Read about the wisdom and about the unwisdom of those leaders who came before you. Read and understand why governments and rulers engineer policies contrary to their interests: why the Trojan rulers allowed the wooden horse inside their city walls despite all their suspicious; why Charles XII, Napoleon and Hitler successively invaded Russia; why Montezuma and his 300,000 warriors refused to believe that their attackers were men and not gods; why the British refused to regard ‘The Great Soul’ as anything but a little ‘naked fakir’; why Jawara supplanted BB Dabo with the much-maligned Saihou Sabally; why Mambuna Bojang, King of Kombo, ceded the island of Banjul to the English for a drum of rum, a few pounds and a box of tobacco leaves; why Tony Blair chose to be the shadow of an ignorant and fundamentalist former governor from Texas.

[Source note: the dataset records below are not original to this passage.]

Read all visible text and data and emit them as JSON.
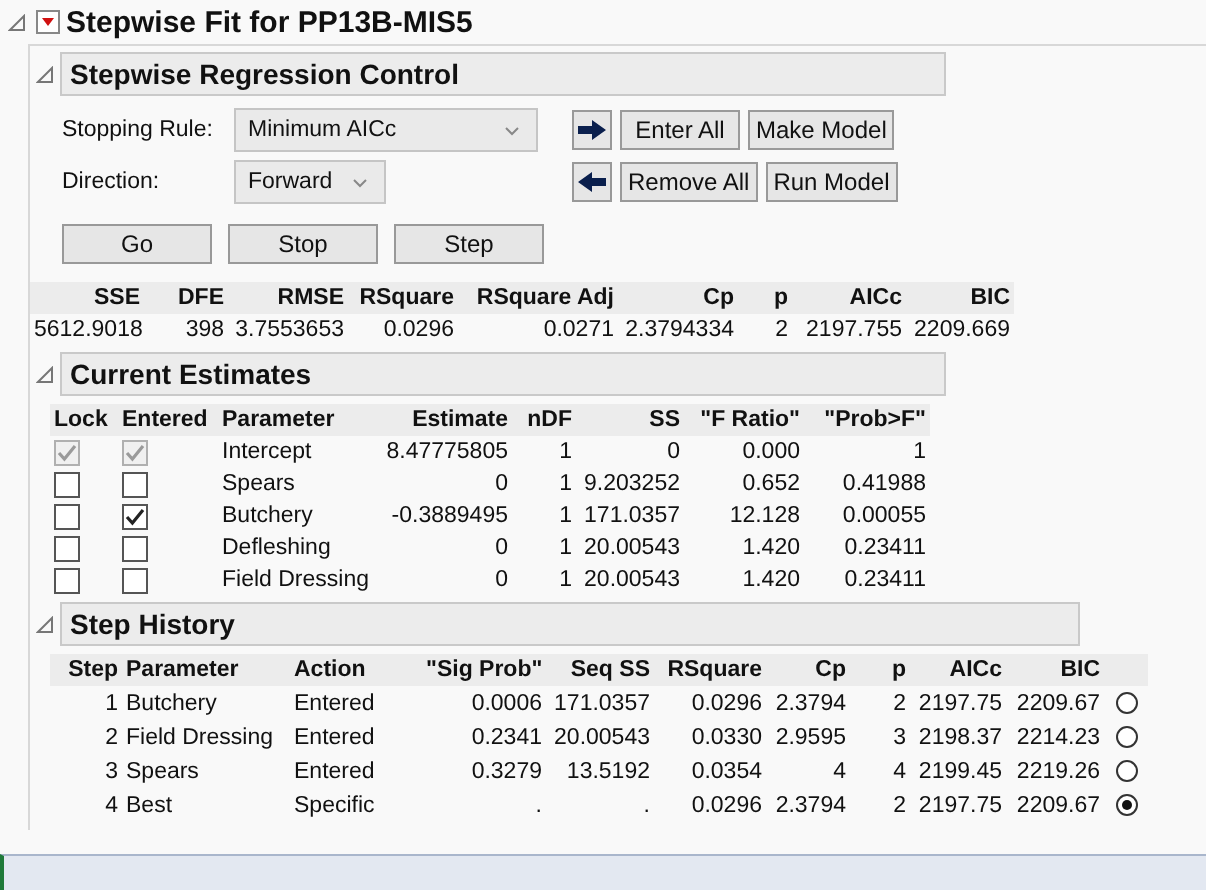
{
  "report": {
    "title": "Stepwise Fit for PP13B-MIS5",
    "expanded": true
  },
  "control": {
    "title": "Stepwise Regression Control",
    "expanded": true,
    "stopping_rule": {
      "label": "Stopping Rule:",
      "value": "Minimum AICc"
    },
    "direction": {
      "label": "Direction:",
      "value": "Forward"
    },
    "run_buttons": [
      "Go",
      "Stop",
      "Step"
    ],
    "enter_buttons": [
      "Enter All",
      "Make Model"
    ],
    "remove_buttons": [
      "Remove All",
      "Run Model"
    ]
  },
  "summary": {
    "columns": [
      "SSE",
      "DFE",
      "RMSE",
      "RSquare",
      "RSquare Adj",
      "Cp",
      "p",
      "AICc",
      "BIC"
    ],
    "row": [
      "5612.9018",
      "398",
      "3.7553653",
      "0.0296",
      "0.0271",
      "2.3794334",
      "2",
      "2197.755",
      "2209.669"
    ]
  },
  "estimates": {
    "title": "Current Estimates",
    "expanded": true,
    "checkbox_columns": [
      "Lock",
      "Entered"
    ],
    "columns": [
      "Parameter",
      "Estimate",
      "nDF",
      "SS",
      "\"F Ratio\"",
      "\"Prob>F\""
    ],
    "rows": [
      {
        "lock": {
          "checked": true,
          "disabled": true
        },
        "entered": {
          "checked": true,
          "disabled": true
        },
        "cells": [
          "Intercept",
          "8.47775805",
          "1",
          "0",
          "0.000",
          "1"
        ]
      },
      {
        "lock": {
          "checked": false,
          "disabled": false
        },
        "entered": {
          "checked": false,
          "disabled": false
        },
        "cells": [
          "Spears",
          "0",
          "1",
          "9.203252",
          "0.652",
          "0.41988"
        ]
      },
      {
        "lock": {
          "checked": false,
          "disabled": false
        },
        "entered": {
          "checked": true,
          "disabled": false
        },
        "cells": [
          "Butchery",
          "-0.3889495",
          "1",
          "171.0357",
          "12.128",
          "0.00055"
        ]
      },
      {
        "lock": {
          "checked": false,
          "disabled": false
        },
        "entered": {
          "checked": false,
          "disabled": false
        },
        "cells": [
          "Defleshing",
          "0",
          "1",
          "20.00543",
          "1.420",
          "0.23411"
        ]
      },
      {
        "lock": {
          "checked": false,
          "disabled": false
        },
        "entered": {
          "checked": false,
          "disabled": false
        },
        "cells": [
          "Field Dressing",
          "0",
          "1",
          "20.00543",
          "1.420",
          "0.23411"
        ]
      }
    ]
  },
  "history": {
    "title": "Step History",
    "expanded": true,
    "columns": [
      "Step",
      "Parameter",
      "Action",
      "\"Sig Prob\"",
      "Seq SS",
      "RSquare",
      "Cp",
      "p",
      "AICc",
      "BIC"
    ],
    "rows": [
      {
        "selected": false,
        "cells": [
          "1",
          "Butchery",
          "Entered",
          "0.0006",
          "171.0357",
          "0.0296",
          "2.3794",
          "2",
          "2197.75",
          "2209.67"
        ]
      },
      {
        "selected": false,
        "cells": [
          "2",
          "Field Dressing",
          "Entered",
          "0.2341",
          "20.00543",
          "0.0330",
          "2.9595",
          "3",
          "2198.37",
          "2214.23"
        ]
      },
      {
        "selected": false,
        "cells": [
          "3",
          "Spears",
          "Entered",
          "0.3279",
          "13.5192",
          "0.0354",
          "4",
          "4",
          "2199.45",
          "2219.26"
        ]
      },
      {
        "selected": true,
        "cells": [
          "4",
          "Best",
          "Specific",
          ".",
          ".",
          "0.0296",
          "2.3794",
          "2",
          "2197.75",
          "2209.67"
        ]
      }
    ]
  }
}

Son of My Sister, tell me, why have you chosen for your whipping boy those people who regard themselves as ‘Those Who Come From Manding’? These are a people bellicose in their pride. Leave them to their history, whatever they say it is. What profits you to say otherwise? Know that historians do not make good kings and good kings do not make good historians. It is the law. Look across the sea to Côte d’Ivoire and see the tragedy being wrought by a former history professor, Laurent Gbagbo! Your people are one, indivisible under the eyes of God. You are the chief of all. Do not form division.
Remember, you shall be loved and hated as you love and hate. It is the natural scheme of things. These people do not hate you. Have you forgotten about Jawara? They fought him even though he was one of them. Leave wooden-headedness to the Trojans. Remember the story of Philip II of Spain who died from sitting too long near a hot brazier, helplessly overheating himself because the servant whose duty it was to remove the brazier could not be found. You Son of My Sister, should be a Solomon, not a Rehoboan who told his people: ‘Whereas my father laid upon you a heavy yoke, I will add to your yoke. Whereas my father chastised you with whips, I shall chastise you with scorpions.’ Open the pages of the book and read!